Yoshihisa, whose death took place in 1489, left no son, and his father, the ex-shogun Yoshimasa, made tardy atonement to his brother, Yoshimi, the sometime priest, by obtaining the high office of shogun for the latter's son, Yoshitane, a youth of twenty-five. In the following year Yoshimasa died, and, two years later (1492), Yoshitane placed himself at the head of an army to resume the Omi campaign which Yoshihisa's death had interrupted. His opponent was of Minamoto lineage, head of the Rokkaku branch of the Sasaki family, whose representative in the days of the Kamakura Bakufu had been high constable of four provinces, Omi, Izumo, Aki, and Iwami.

That the shogun, Yoshihisa, and his successor, Yoshitane, turned their weapons so resolutely against this magnate was due to a cause illustrative of the abuses of the era.
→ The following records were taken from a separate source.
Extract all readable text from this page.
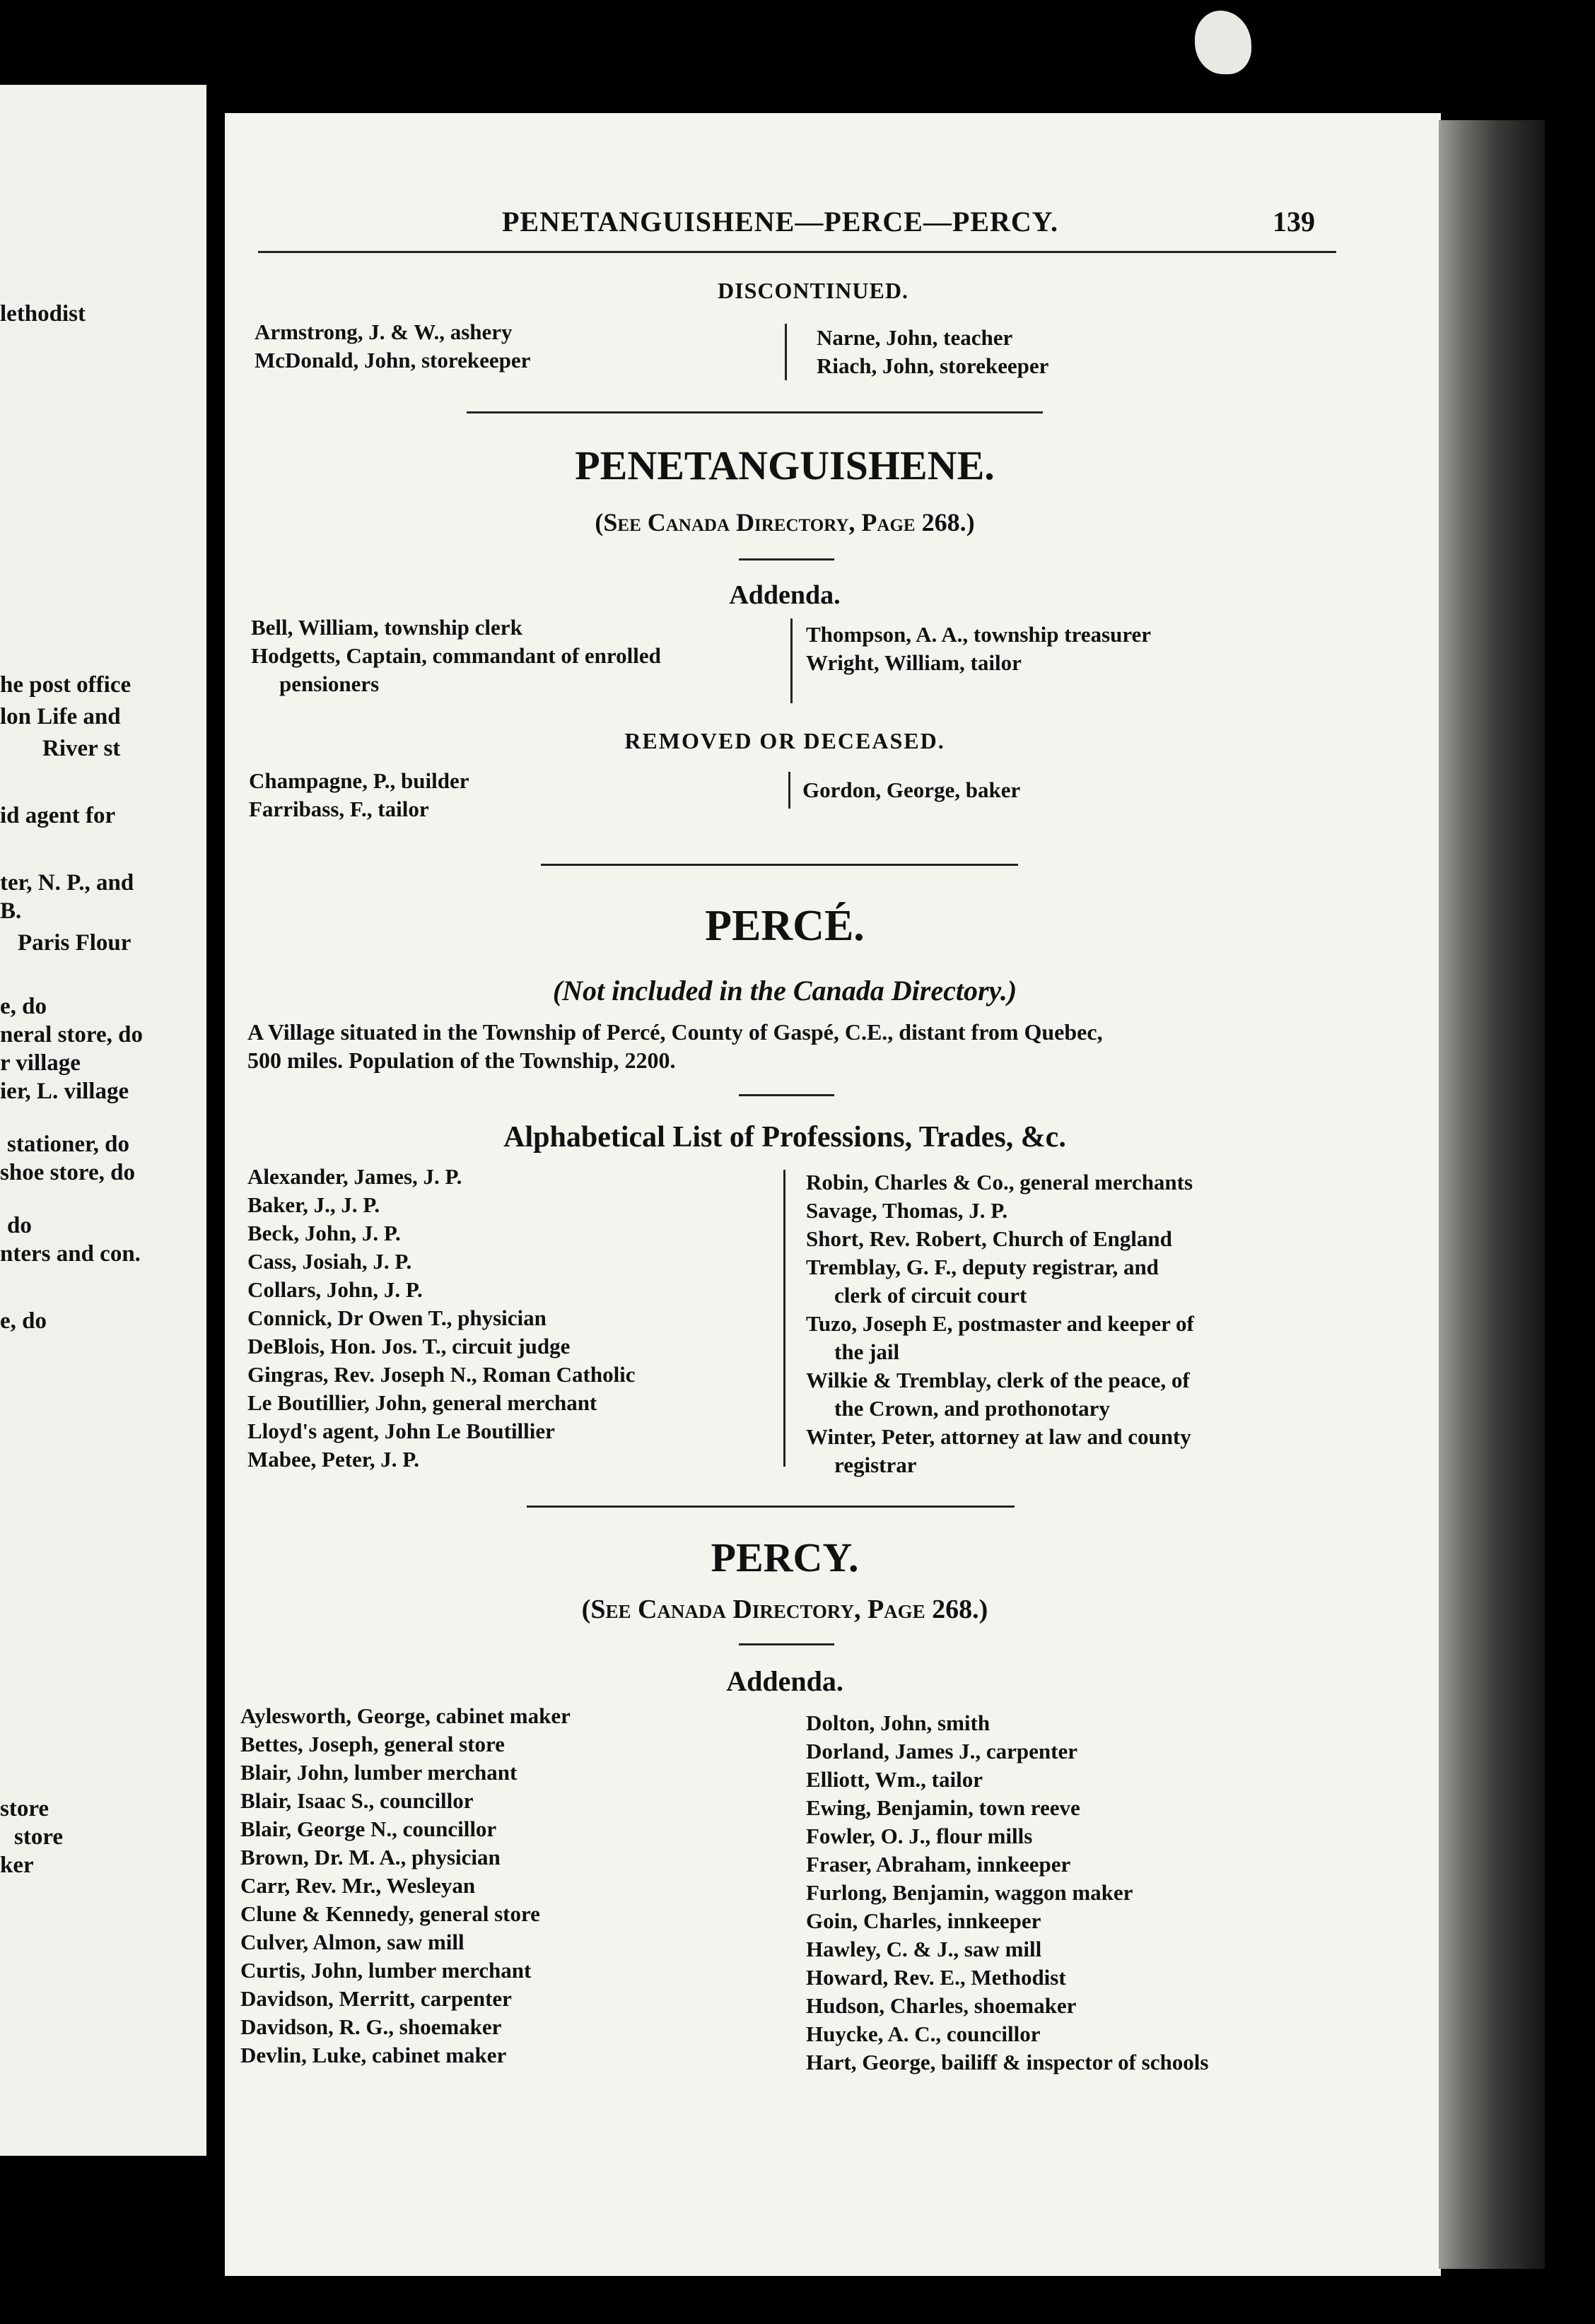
lethodist
he post office
lon Life and
River st
id agent for
ter, N. P., and
B.
Paris Flour
e, do
neral store, do
r village
ier, L. village
stationer, do
shoe store, do
do
nters and con.
e, do
store
store
ker
PENETANGUISHENE—PERCE—PERCY.	139
DISCONTINUED.
Armstrong, J. & W., ashery
McDonald, John, storekeeper
Narne, John, teacher
Riach, John, storekeeper
PENETANGUISHENE.
(See Canada Directory, Page 268.)
Addenda.
Bell, William, township clerk
Hodgetts, Captain, commandant of enrolled
pensioners
Thompson, A. A., township treasurer
Wright, William, tailor
REMOVED OR DECEASED.
Champagne, P., builder
Farribass, F., tailor
Gordon, George, baker
PERCÉ.
(Not included in the Canada Directory.)
A Village situated in the Township of Percé, County of Gaspé, C.E., distant from Quebec,
500 miles. Population of the Township, 2200.
Alphabetical List of Professions, Trades, &c.
Alexander, James, J. P.
Baker, J., J. P.
Beck, John, J. P.
Cass, Josiah, J. P.
Collars, John, J. P.
Connick, Dr Owen T., physician
DeBlois, Hon. Jos. T., circuit judge
Gingras, Rev. Joseph N., Roman Catholic
Le Boutillier, John, general merchant
Lloyd's agent, John Le Boutillier
Mabee, Peter, J. P.
Robin, Charles & Co., general merchants
Savage, Thomas, J. P.
Short, Rev. Robert, Church of England
Tremblay, G. F., deputy registrar, and
clerk of circuit court
Tuzo, Joseph E, postmaster and keeper of
the jail
Wilkie & Tremblay, clerk of the peace, of
the Crown, and prothonotary
Winter, Peter, attorney at law and county
registrar
PERCY.
(See Canada Directory, Page 268.)
Addenda.
Aylesworth, George, cabinet maker
Bettes, Joseph, general store
Blair, John, lumber merchant
Blair, Isaac S., councillor
Blair, George N., councillor
Brown, Dr. M. A., physician
Carr, Rev. Mr., Wesleyan
Clune & Kennedy, general store
Culver, Almon, saw mill
Curtis, John, lumber merchant
Davidson, Merritt, carpenter
Davidson, R. G., shoemaker
Devlin, Luke, cabinet maker
Dolton, John, smith
Dorland, James J., carpenter
Elliott, Wm., tailor
Ewing, Benjamin, town reeve
Fowler, O. J., flour mills
Fraser, Abraham, innkeeper
Furlong, Benjamin, waggon maker
Goin, Charles, innkeeper
Hawley, C. & J., saw mill
Howard, Rev. E., Methodist
Hudson, Charles, shoemaker
Huycke, A. C., councillor
Hart, George, bailiff & inspector of schools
From the outset the Ashikaga sway over the provinces had been a vanishing quantity, and had disappeared almost entirely during the Onin War. Not alone did the writ of the sovereign or the shogun cease to run in regions outside Kyoto and its immediate vicinity, but also the taxes, though duly collected, did not find their way to the coffers of either Muromachi or the Court. Shugo there still existed, and jito and kokushi; but neither high constable nor land-steward nor civil governor acted as practical representative of any Central Government: each functioned for his own hand, swallowing up for his own use, or for inclusion in some local fief, the manors which had once been the property of the State or of the Court nobility.